Currency option hedge strategy
Strike price gives the buyer the right to buy at a prespecified price by paying an additional premium. In this case, with a strike price of R7.50/ US$ and a premium of US$400,000, Mr. Lim would receive:
R150 million at R7.50/ US$ - premium = US$20 million - US$400,000
= US$19.6 million
Mr. Lim would have made a profit of US$19.6 million using the currency option hedge.
When the spot rate in 3 months time = R7.00/ US$,
= R150 million / R8.00
= US$18.75 million
Mr. Lim could have received US$18.75 million based on a spot rate of R8.00/ US$ in 3 months time.
US$19.6 million - US$18.75 million = US$0.85 million
Mr. Lim would have made a profit of US$0.85 million using the currency option hedge strategy.
Question 3 (c).
Foreign exchange risks are risks that usually affect business that do import and or export, as well as investors involved with international investments. They are risks of the investment's value that changes because of currency exchange rates changes. [3] This fluctuation in price is a double-edged sword as agreeing on a price beforehand could work for or against the investor. Hence, it is only safer and sensible that foreign exchange risks are hedged to reduce risks.
Question 4 (a).
Under a swap arrangement, Black & Co. will be borrowing from Bank A at a 9% fixed rate while White & Co. will borrow from Bank B at a floating rate of LIBOR + 150 basis points (bps).
The interest rate payment flow chart is as below:
Question 4 (b).
The drawbacks of the swap arrangement for Black & Co. are interest rate risk and credit risk.
Interest rate risk comes from changes in the floating rate. The party (White & Co.) whom pays the floating rate, benefits when rates fall. On the other hand, Black & Co. whom has locked at a fixed rate of 9% payment from the beginning would not have benefit from the decrease in interest rates. This means that Black & Co. would have to pay more than the market rate, which might cause a potential loss in its business operations.
Credit risk may happen when Black & Co. faces default by either White & Co. or Bank B as there was a note stating that due to credit standing, White & Co. can only borrow at Libor + 200 basis points.

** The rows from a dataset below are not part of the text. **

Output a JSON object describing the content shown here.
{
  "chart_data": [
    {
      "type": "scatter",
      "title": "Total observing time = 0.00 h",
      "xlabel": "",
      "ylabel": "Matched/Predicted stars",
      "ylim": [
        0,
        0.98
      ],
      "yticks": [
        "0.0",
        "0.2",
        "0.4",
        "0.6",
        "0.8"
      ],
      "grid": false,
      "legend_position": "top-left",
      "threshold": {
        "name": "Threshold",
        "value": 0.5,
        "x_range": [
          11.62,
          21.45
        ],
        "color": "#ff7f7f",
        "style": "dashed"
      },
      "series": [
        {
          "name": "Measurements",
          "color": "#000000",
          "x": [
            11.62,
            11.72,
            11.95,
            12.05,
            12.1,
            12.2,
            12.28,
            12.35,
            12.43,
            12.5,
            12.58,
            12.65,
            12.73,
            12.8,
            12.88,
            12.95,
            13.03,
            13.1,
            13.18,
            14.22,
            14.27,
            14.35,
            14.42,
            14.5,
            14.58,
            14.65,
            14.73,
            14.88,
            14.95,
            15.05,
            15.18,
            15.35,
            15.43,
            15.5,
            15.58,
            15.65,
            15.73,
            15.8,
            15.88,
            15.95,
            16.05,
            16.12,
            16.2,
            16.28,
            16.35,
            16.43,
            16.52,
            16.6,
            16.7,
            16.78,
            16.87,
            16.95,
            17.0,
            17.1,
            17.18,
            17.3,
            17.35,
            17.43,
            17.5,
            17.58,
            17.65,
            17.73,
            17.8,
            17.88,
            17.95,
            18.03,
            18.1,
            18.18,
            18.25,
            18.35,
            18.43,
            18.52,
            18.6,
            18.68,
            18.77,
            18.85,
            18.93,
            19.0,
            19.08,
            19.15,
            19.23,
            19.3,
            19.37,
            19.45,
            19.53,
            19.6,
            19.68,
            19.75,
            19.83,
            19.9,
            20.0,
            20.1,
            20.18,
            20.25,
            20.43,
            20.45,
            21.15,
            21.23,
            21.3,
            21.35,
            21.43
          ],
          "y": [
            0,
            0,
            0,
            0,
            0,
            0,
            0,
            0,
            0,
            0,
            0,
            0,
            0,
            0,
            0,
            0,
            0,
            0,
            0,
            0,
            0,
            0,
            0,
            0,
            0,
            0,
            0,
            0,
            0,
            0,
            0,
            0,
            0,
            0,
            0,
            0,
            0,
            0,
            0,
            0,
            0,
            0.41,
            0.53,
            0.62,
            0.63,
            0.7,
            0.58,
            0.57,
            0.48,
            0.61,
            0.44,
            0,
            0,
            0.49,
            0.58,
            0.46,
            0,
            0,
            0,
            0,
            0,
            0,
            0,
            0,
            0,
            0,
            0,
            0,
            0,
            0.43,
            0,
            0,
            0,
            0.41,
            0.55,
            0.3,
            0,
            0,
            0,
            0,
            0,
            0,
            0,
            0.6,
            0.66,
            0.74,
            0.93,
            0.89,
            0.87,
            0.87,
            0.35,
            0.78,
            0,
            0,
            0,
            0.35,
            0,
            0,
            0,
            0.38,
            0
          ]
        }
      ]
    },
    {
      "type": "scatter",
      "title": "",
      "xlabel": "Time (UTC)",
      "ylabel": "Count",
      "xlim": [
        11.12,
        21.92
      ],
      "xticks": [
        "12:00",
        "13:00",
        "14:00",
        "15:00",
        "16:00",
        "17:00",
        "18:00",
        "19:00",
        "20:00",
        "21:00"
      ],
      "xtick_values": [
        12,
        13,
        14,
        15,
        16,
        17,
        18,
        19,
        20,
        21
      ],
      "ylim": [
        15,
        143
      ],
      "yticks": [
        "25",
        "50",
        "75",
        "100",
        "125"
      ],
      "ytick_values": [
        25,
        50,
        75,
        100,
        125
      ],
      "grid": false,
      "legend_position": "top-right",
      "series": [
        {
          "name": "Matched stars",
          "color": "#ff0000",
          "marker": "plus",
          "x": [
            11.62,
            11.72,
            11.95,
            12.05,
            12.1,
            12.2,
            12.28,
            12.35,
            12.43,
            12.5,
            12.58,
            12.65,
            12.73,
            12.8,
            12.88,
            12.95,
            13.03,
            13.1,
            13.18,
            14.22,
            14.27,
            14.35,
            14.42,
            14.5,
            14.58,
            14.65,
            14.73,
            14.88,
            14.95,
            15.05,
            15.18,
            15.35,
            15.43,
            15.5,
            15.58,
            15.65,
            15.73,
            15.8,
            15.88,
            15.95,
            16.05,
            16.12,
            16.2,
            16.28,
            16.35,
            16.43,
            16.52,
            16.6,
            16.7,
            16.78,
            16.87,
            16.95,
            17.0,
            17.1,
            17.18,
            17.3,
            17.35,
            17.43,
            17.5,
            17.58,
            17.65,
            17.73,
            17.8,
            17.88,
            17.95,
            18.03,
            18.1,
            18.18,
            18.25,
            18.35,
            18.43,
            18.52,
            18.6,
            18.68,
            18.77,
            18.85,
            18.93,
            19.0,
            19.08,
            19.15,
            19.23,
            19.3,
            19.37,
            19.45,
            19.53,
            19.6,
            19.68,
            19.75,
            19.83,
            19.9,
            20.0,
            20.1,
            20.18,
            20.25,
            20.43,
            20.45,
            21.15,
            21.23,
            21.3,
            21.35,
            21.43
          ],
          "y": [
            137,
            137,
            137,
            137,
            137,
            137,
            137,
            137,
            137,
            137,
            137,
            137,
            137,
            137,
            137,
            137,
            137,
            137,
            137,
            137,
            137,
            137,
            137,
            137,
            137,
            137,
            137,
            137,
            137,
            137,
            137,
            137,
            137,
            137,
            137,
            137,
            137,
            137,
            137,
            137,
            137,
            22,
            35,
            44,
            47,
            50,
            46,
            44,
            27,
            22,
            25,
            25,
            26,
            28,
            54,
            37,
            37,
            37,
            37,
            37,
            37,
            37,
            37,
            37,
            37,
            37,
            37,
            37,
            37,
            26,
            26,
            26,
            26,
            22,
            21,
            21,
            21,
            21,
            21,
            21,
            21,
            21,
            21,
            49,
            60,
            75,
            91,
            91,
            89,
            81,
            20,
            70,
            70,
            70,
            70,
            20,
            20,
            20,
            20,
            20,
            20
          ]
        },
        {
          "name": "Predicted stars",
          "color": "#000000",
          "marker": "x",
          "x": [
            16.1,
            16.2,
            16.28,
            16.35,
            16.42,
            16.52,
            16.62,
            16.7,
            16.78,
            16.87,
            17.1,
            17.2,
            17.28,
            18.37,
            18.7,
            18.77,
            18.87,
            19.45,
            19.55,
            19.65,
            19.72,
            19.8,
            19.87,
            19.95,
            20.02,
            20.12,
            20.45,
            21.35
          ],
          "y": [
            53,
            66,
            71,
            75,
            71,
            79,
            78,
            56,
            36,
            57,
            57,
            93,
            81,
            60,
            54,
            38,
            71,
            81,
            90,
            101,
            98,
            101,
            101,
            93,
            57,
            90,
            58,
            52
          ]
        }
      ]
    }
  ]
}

This shows that White & Co. has a low credit rating which again could be a potential risk to Black & Co.
Question 4 (c).
An interest rate cap is an option contract which imposes an upper limit on a floating exchange rate. [4] When the reference rate is breached, the writer of the cap has to pay the cap's holder the difference between the reference rate and the floating rate. In order to gain certainty of a maximum payout, there is a premium payable for such contract.
If Libor rate cap is 8.5%, 4% of 40 million covered = $50 million x 4%
= $2 million
If Libor rate rises to 10% in the 4th year, the bank will have to compensate Black & Co.
= (10% - 8.5%) x $2 million
= 1.5% x $2 million
= $30,000
If the 4th year Libor rises to 10%, the payment will be $30,000
Question 4 (d).
Caps and floors are derivative securities that help to hedge interest rate risk. A 'floor' is a put option on interest rates and are often with multiple exercise dates whereas a 'cap' is a call option on interest rate and similarly often with multiple exercise dates. [5] Firms would buy a 'cap' if interest rate rise would lead to a loss and hence financial institutes purchase interest rate caps when they are exposed to losses causes by it. Financial institutes purchase 'floor' when they have fixed costs on debts and floating rates on assets or net short in bonds.
To alleviate the cost of a 'cap', a 'floor' can be used in the form of a collar option whereby a firm can simultaneously be in a 'cap' and a 'floor' by selling a 'floor' and buying a 'cap'. [6] Thus, the firm can hedge itself against rising interest rates and is still able to finance the cost of the 'cap'.